Extracting time-frequency domain features of a video pulse wave sequence by adopting a method in a pulse wave signal processing and feature extraction module, extracting a video pulse wave feature subset according to a pulse wave optimal feature subset, evaluating the correctness of the video feature subset for blood pressure prediction by comparing the optimal feature subset of a fingertip PPG signal with the video pulse wave feature subset, and eliminating features with average absolute percentage error higher than 20% again to obtain the optimal video pulse wave feature subset as test data;

the optimal video pulse wave characteristic subset is 6 characteristics of P5, F1, F2, delta T, RP and RP6, based on experimental data of 5 tested video PPG signals collected by an experimental platform, each tested video PPG signal collects 15-30 groups of data in different time periods, and each group of data is about 2 minutes, and the total number of data is 100; and taking the optimal video pulse wave characteristic subset of 100 groups of data as input, and carrying out blood pressure prediction by using the SVR universal blood pressure prediction model obtained through training.

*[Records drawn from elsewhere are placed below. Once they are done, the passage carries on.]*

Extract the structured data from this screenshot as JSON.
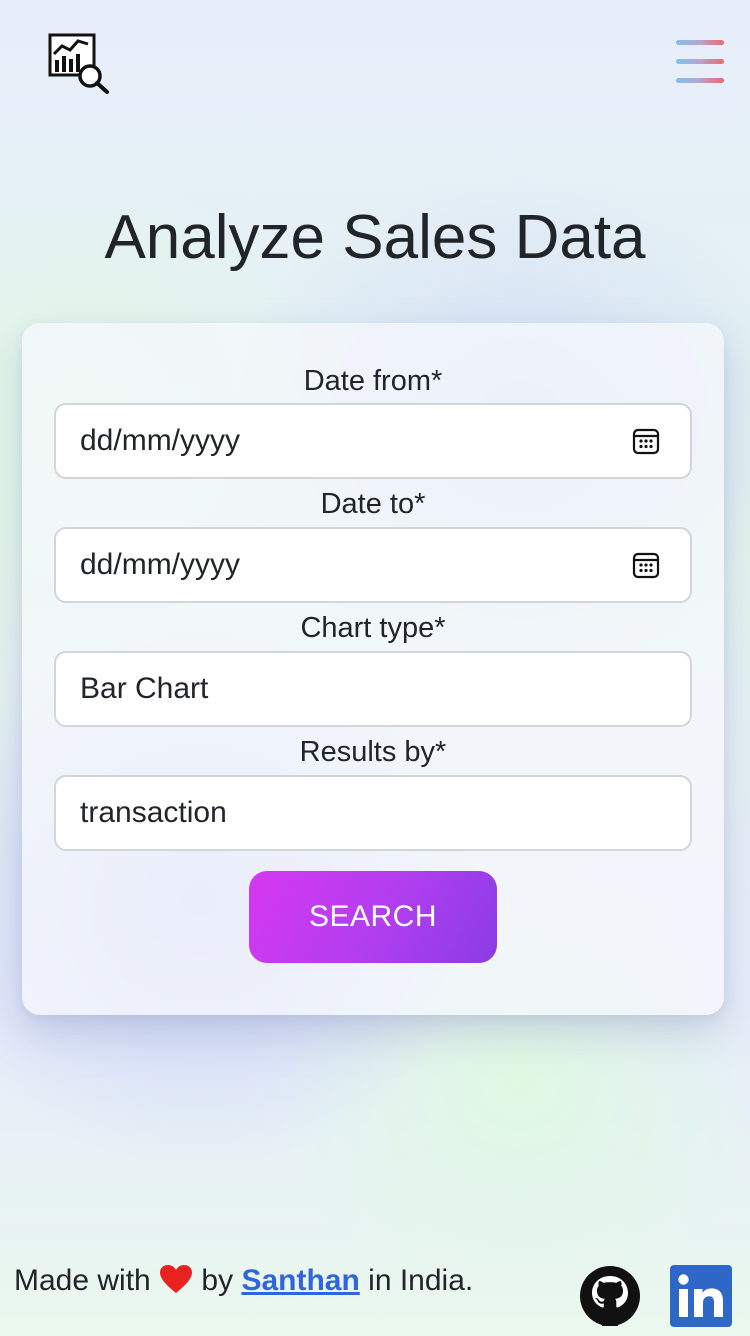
{
  "header": {
    "logo_icon": "analytics-search-icon",
    "menu_icon": "hamburger-menu-icon"
  },
  "page": {
    "title": "Analyze Sales Data"
  },
  "form": {
    "date_from": {
      "label": "Date from*",
      "placeholder": "dd/mm/yyyy",
      "icon": "calendar-icon"
    },
    "date_to": {
      "label": "Date to*",
      "placeholder": "dd/mm/yyyy",
      "icon": "calendar-icon"
    },
    "chart_type": {
      "label": "Chart type*",
      "value": "Bar Chart"
    },
    "results_by": {
      "label": "Results by*",
      "value": "transaction"
    },
    "search_label": "SEARCH"
  },
  "footer": {
    "made_with": "Made with",
    "by": "by",
    "author": "Santhan",
    "suffix": "in India.",
    "heart_icon": "heart-icon",
    "github_icon": "github-icon",
    "linkedin_icon": "linkedin-icon"
  },
  "colors": {
    "accent_start": "#d637ef",
    "accent_end": "#8a3ce6",
    "link": "#2f66e0",
    "heart": "#e8221e",
    "linkedin": "#2f67c7"
  }
}
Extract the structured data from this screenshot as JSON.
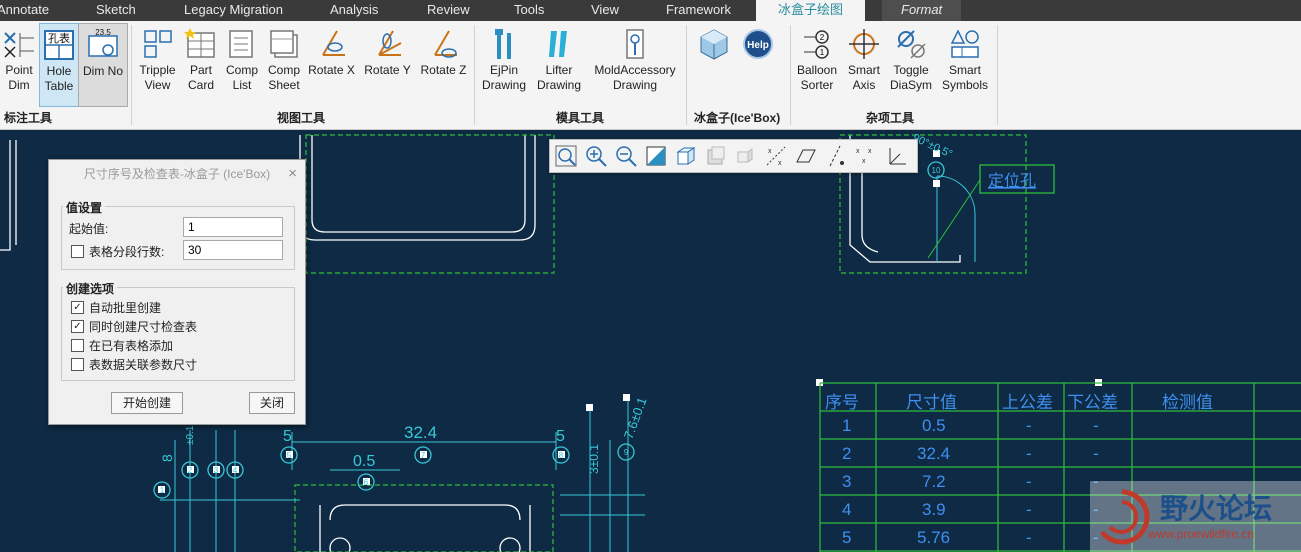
{
  "tabs": [
    {
      "label": "Annotate"
    },
    {
      "label": "Sketch"
    },
    {
      "label": "Legacy Migration"
    },
    {
      "label": "Analysis"
    },
    {
      "label": "Review"
    },
    {
      "label": "Tools"
    },
    {
      "label": "View"
    },
    {
      "label": "Framework"
    },
    {
      "label": "冰盒子绘图"
    },
    {
      "label": "Format"
    }
  ],
  "ribbon": {
    "buttons": [
      {
        "label": "Point\nDim"
      },
      {
        "label": "Hole\nTable"
      },
      {
        "label": "Dim No"
      },
      {
        "label": "Tripple\nView"
      },
      {
        "label": "Part\nCard"
      },
      {
        "label": "Comp\nList"
      },
      {
        "label": "Comp\nSheet"
      },
      {
        "label": "Rotate X"
      },
      {
        "label": "Rotate Y"
      },
      {
        "label": "Rotate Z"
      },
      {
        "label": "EjPin\nDrawing"
      },
      {
        "label": "Lifter\nDrawing"
      },
      {
        "label": "MoldAccessory\nDrawing"
      },
      {
        "label": ""
      },
      {
        "label": ""
      },
      {
        "label": "Balloon\nSorter"
      },
      {
        "label": "Smart\nAxis"
      },
      {
        "label": "Toggle\nDiaSym"
      },
      {
        "label": "Smart\nSymbols"
      }
    ],
    "icon_texts": {
      "hole_table": "孔表",
      "dim_no": "23.5"
    },
    "groups": [
      {
        "label": "标注工具"
      },
      {
        "label": "视图工具"
      },
      {
        "label": "模具工具"
      },
      {
        "label": "冰盒子(Ice'Box)"
      },
      {
        "label": "杂项工具"
      }
    ]
  },
  "dialog": {
    "title": "尺寸序号及检查表-冰盒子 (Ice'Box)",
    "close": "×",
    "values_group": {
      "legend": "值设置",
      "start_label": "起始值:",
      "start_value": "1",
      "rows_label": "表格分段行数:",
      "rows_value": "30",
      "rows_checked": false
    },
    "create_group": {
      "legend": "创建选项",
      "options": [
        {
          "label": "自动批里创建",
          "checked": true,
          "mark": "✓"
        },
        {
          "label": "同时创建尺寸检查表",
          "checked": true,
          "mark": "✓"
        },
        {
          "label": "在已有表格添加",
          "checked": false,
          "mark": ""
        },
        {
          "label": "表数据关联参数尺寸",
          "checked": false,
          "mark": ""
        }
      ]
    },
    "start_button": "开始创建",
    "close_button": "关闭"
  },
  "drawing": {
    "callout": "定位孔",
    "dims": {
      "d1": "32.4",
      "d2": "0.5",
      "d3": "5",
      "d4": "5",
      "d5": "±0.1",
      "d6": "8",
      "d7": "3±0.1",
      "d8": "7.6±0.1",
      "angle": "90°±0.5°"
    },
    "balloons": [
      "1",
      "2",
      "3",
      "4",
      "5",
      "6",
      "7",
      "8",
      "9",
      "10"
    ]
  },
  "table": {
    "headers": [
      "序号",
      "尺寸值",
      "上公差",
      "下公差",
      "检测值"
    ],
    "rows": [
      [
        "1",
        "0.5",
        "-",
        "-"
      ],
      [
        "2",
        "32.4",
        "-",
        "-"
      ],
      [
        "3",
        "7.2",
        "-",
        "-"
      ],
      [
        "4",
        "3.9",
        "-",
        "-"
      ],
      [
        "5",
        "5.76",
        "-",
        "-"
      ]
    ]
  },
  "watermark": {
    "title": "野火论坛",
    "url": "www.proewildfire.cn"
  },
  "colors": {
    "background": "#0e2a44",
    "drawing": "#38c8d8",
    "frame": "#2fbf3a",
    "table_text": "#3f8ff0"
  }
}
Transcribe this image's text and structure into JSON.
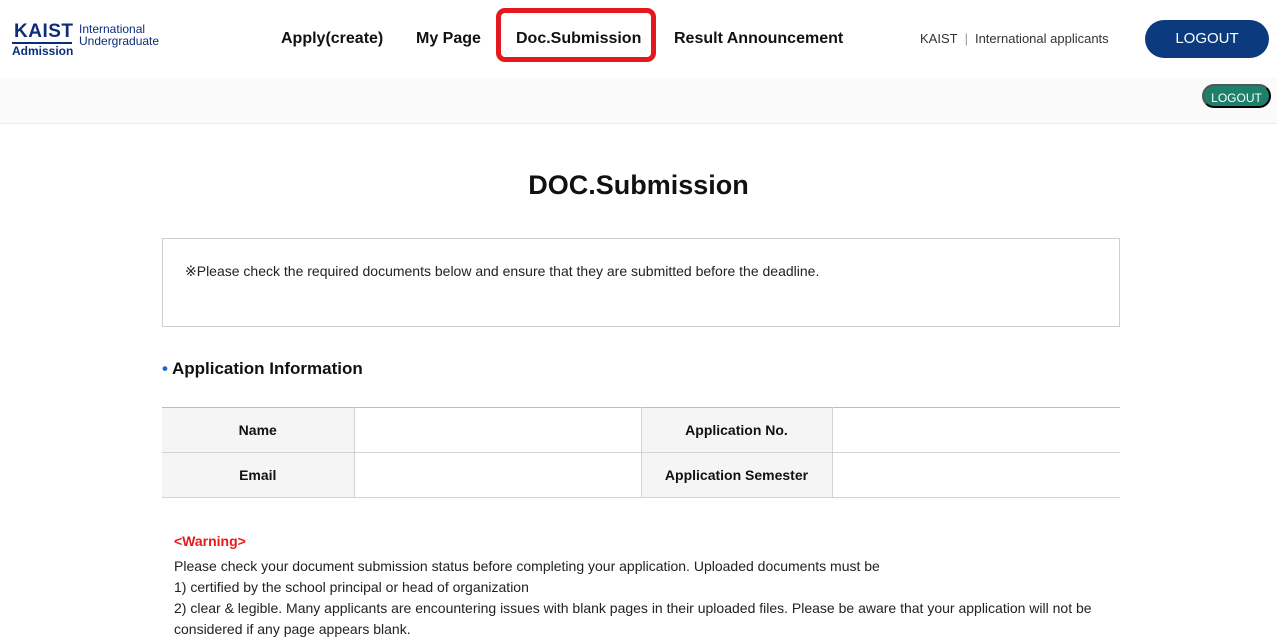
{
  "logo": {
    "kaist": "KAIST",
    "admission": "Admission",
    "international": "International",
    "undergraduate": "Undergraduate"
  },
  "nav": {
    "apply": "Apply(create)",
    "mypage": "My Page",
    "doc_submission": "Doc.Submission",
    "result": "Result Announcement"
  },
  "header": {
    "kaist_link": "KAIST",
    "separator": "|",
    "applicants_link": "International applicants",
    "logout_label": "LOGOUT"
  },
  "subbar": {
    "logout_label": "LOGOUT"
  },
  "page": {
    "title": "DOC.Submission",
    "notice": "※Please check the required documents below and ensure that they are submitted before the deadline."
  },
  "application_info": {
    "section_title": "Application Information",
    "rows": [
      {
        "label1": "Name",
        "value1": "",
        "label2": "Application No.",
        "value2": ""
      },
      {
        "label1": "Email",
        "value1": "",
        "label2": "Application Semester",
        "value2": ""
      }
    ]
  },
  "warning": {
    "title": "<Warning>",
    "line1": "Please check your document submission status before completing your application. Uploaded documents must be",
    "line2": "1) certified by the school principal or head of organization",
    "line3": "2) clear & legible. Many applicants are encountering issues with blank pages in their uploaded files. Please be aware that your application will not be considered if any page appears blank."
  },
  "colors": {
    "brand_navy": "#0b3a7e",
    "logout_green": "#1e7f6a",
    "highlight_red": "#e5181e",
    "warning_red": "#e31b1b"
  }
}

8. A video stream-based non-contact continuous blood pressure measurement method, comprising:

The pulse wave signal processing and feature extraction module pre-processes the pulse wave signal by adopting a discrete wavelet decomposition technology and a wavelet denoising method, analyzes the waveform features of the PPG and the expression of the physiological information of a reference human body in the PPG waveform, and extracts the time-frequency domain features of the pulse wave sequence;

the single-person model construction and screening module establishes three single-person blood pressure prediction models according to the time-frequency domain characteristics of the pulse wave sequence extracted by the pulse wave signal processing and characteristic extraction module, wherein the three single-person blood pressure prediction models are respectively single-person blood pressure prediction models of an Elman neural network based on particle swarm optimization, and are based on the single-person blood pressure prediction model of a deep belief network and the single-person SVR blood pressure prediction model, and the three single-person blood pressure prediction models are evaluated and screened to obtain an optimal model which is the single-person SVR blood pressure prediction model;

The PPG signal feature selection module performs feature sequencing according to the time-frequency domain features of the pulse wave sequence extracted by the pulse wave signal processing and feature extraction module to obtain a feature weight sequencing result;

The SVR general blood pressure model construction module is used for selecting time-frequency domain features of pulse wave sequences with different numbers according to the feature weight sequencing result to reconstruct an SVR single blood pressure prediction model to obtain an SVR general blood pressure prediction model, and carrying out consistency analysis on the prediction result and actual blood pressure to obtain and verify an optimal feature subset and stability of the optimal feature subset;

The video signal acquisition and processing module firstly acquires face video data to be tested and a fingertip PPG signal by using a camera, extracts RGB sequences from an interested region by using a frame selection technology for the acquired face video data, filters the RGB sequences by using a color distortion filtering algorithm, extracts video pulse wave signals from the filtered RGB sequences by using an independent component analysis algorithm, and carries out consistency estimation with the fingertip PPG signal;

the video blood pressure prediction module adopts a method in the pulse wave signal processing and feature extraction module to extract time-frequency domain features of a video pulse wave sequence, extracts a video pulse wave feature subset according to a pulse wave optimal feature subset, carries out consistency estimation with the optimal pulse wave feature subset of a fingertip PPG signal, obtains the optimal video pulse wave feature subset, takes the optimal video pulse wave feature subset as input, and carries out blood pressure prediction by utilizing a SVR general blood pressure prediction model obtained through training.